Video Transcript
If 𝐴 is the two-by-one matrix six, seven and 𝐵 is the one-by-two matrix five, zero, what is 𝐵 times 𝐴 transposed?
In this question, we’re given two matrices, matrix 𝐴 and matrix 𝐵. And we’re asked to evaluate an expression involving these two matrices. We need to determine the matrix that represents 𝐵 multiplied by 𝐴 all transposed. And there’s two different ways we can evaluate this expression. First, we can just evaluate the expression directly. And we can do this by just substituting the matrices 𝐵 and 𝐴 into this expression. We get the transpose of matrix 𝐵 times 𝐴 is equal to the transpose of the one-by-two matrix five, zero multiplied by the two-by-one matrix six, seven.
Now, we need to evaluate the matrix multiplication inside the parentheses. And one way to do this is to note the first matrix is of order one by two and the second matrix is of order two by one. And we know for matrix multiplication to be valid, the number of columns in the first matrix, which is two, must be equal to the number of rows in the second matrix, which is also two. And then, the matrix resulting in this multiplication will have the number of rows of the first matrix, which is one, and the number of columns of the second matrix, which is also one.
So we know that the products of these two matrices should give us a one-by-one matrix. And we can find this matrix by just multiplying the two matrices together. To do this, we need to multiply the corresponding entries of the rows of the first matrix with the columns of the second matrix. And since the first matrix in this product only has one row and the second matrix only has one column, we’ll only get one entry since we have a one-by-one matrix. The entry of this matrix is five times six plus zero multiplied by seven. And remember, we need to take the transpose of this matrix. And if we evaluate this expression, we get 30. So we need to take the transpose of the one-by-one matrix whose only entry is 30. And we can do this by recalling the transpose of a matrix replaces all of the rows of the matrix with the corresponding columns.
However, our matrix only has one row and one column. So when we switch these rows and columns, we’ll end up with the same matrix, the one-by-one matrix 30. In fact, the transpose of any one-by-one matrix will just leave the matrix unchanged. And this is enough to answer the question. So we could stop here. However, there is a second method for answering this question.
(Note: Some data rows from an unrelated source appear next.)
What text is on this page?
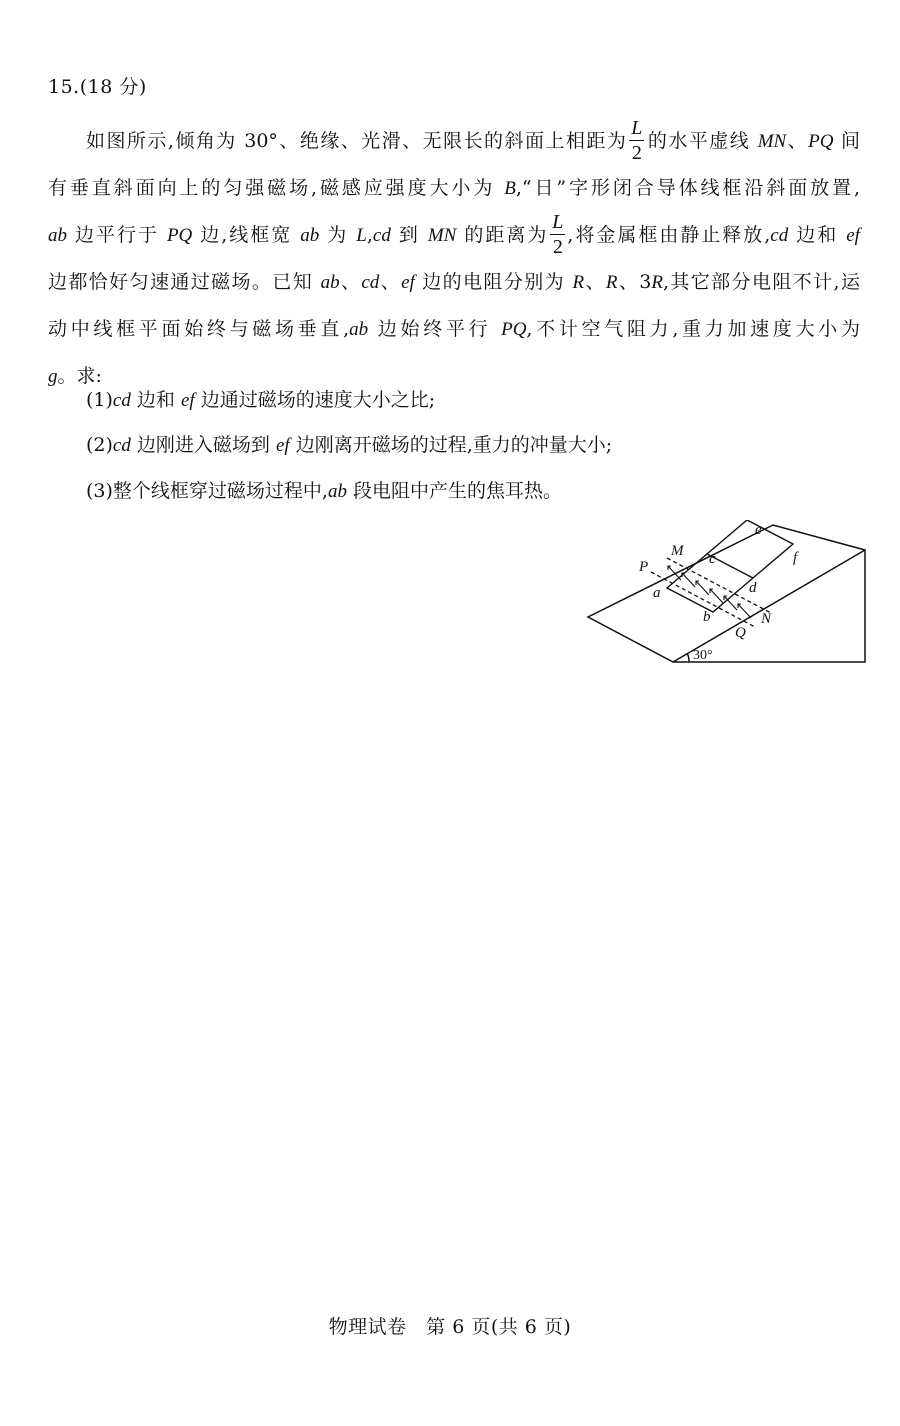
15.(18 分)
如图所示,倾角为 30°、绝缘、光滑、无限长的斜面上相距为 $\frac{L}{2}$ 的水平虚线 MN、PQ 间
有垂直斜面向上的匀强磁场,磁感应强度大小为 B,“日”字形闭合导体线框沿斜面放置,
ab 边平行于 PQ 边,线框宽 ab 为 L,cd 到 MN 的距离为 $\frac{L}{2}$ ,将金属框由静止释放,cd 边和 ef
边都恰好匀速通过磁场。已知 ab、cd、ef 边的电阻分别为 R、R、3R,其它部分电阻不计,运
动中线框平面始终与磁场垂直,ab 边始终平行 PQ,不计空气阻力,重力加速度大小为
g。求:
(1)cd 边和 ef 边通过磁场的速度大小之比;
(2)cd 边刚进入磁场到 ef 边刚离开磁场的过程,重力的冲量大小;
(3)整个线框穿过磁场过程中,ab 段电阻中产生的焦耳热。
P
M c
e
f
a	d
b
Q
N
30°
物理试卷　第 6 页(共 6 页)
We can recall if matrices 𝐵 and 𝐴 have orders such that we can multiply matrix 𝐵 by matrix 𝐴, then the transpose of 𝐵 times 𝐴 is equal to the transpose of 𝐴 multiplied by the transpose of 𝐵. In other words, if we can multiply matrices 𝐵 and 𝐴, then we can distribute the transpose over the products by taking the transpose of each matrix and reordering the multiplication. This means we can answer the question by instead evaluating the right-hand side of this equation, taking the transpose of 𝐴 and the transpose of 𝐵 separately and then finding the product of these two matrices.
So let’s start by finding the transpose of matrix 𝐴. That’s the transpose of the two-by-one matrix six, seven. And remember to take the transpose of this matrix, we need to write the corresponding rows of this matrix as the corresponding columns of our new matrix. And we can do this row by row. Let’s start with the first row which we can see is only the element six. Since this is the first row of matrix 𝐴, it will be the first column of matrix 𝐴 transpose.
We can do the exact same with the second row of matrix 𝐴, which is just the entry seven. We want to write the second row of matrix 𝐴 as the second column of its transpose. So our second column will only have the entry seven, which means the transpose of matrix 𝐴 is the one-by-two matrix six, seven. And it’s worth noting when we take the transpose of a matrix, we switch its dimensions around. Matrix 𝐴 is a two-by-one matrix, so its transpose will be a one-by-two matrix.
We can follow the exact same process to find the transpose of matrix 𝐵. We need to take the rows of matrix 𝐵 and write them as the corresponding columns of the transpose of 𝐵. If we start with the first row of 𝐵, we can see that 𝐵 only has one row. This means the transpose of 𝐵 will only have one column. If we write this row as the column, we see the transpose of 𝐵 is the two-by-one matrix five, zero.
We can now substitute the transpose of matrix 𝐴 and the transpose of matrix 𝐵 into our formula. This then gives us the one-by-two matrix six, seven multiplied by the two-by-one matrix five, zero. And we can now just evaluate this multiplication. We get that one-by-one matrix whose only entry is six times five plus seven times zero, which we can evaluate is also equal to the one-by-one matrix whose only entry is 30.
Therefore, we were able to show two different methods of determining the transpose of matrix 𝐵 times matrix 𝐴, where matrix 𝐴 is the two-by-one matrix six, seven and matrix 𝐵 is the one-by-two matrix five, zero. We were able to show the transpose of 𝐵 times 𝐴 is equal to the one-by-one matrix whose only entry is 30.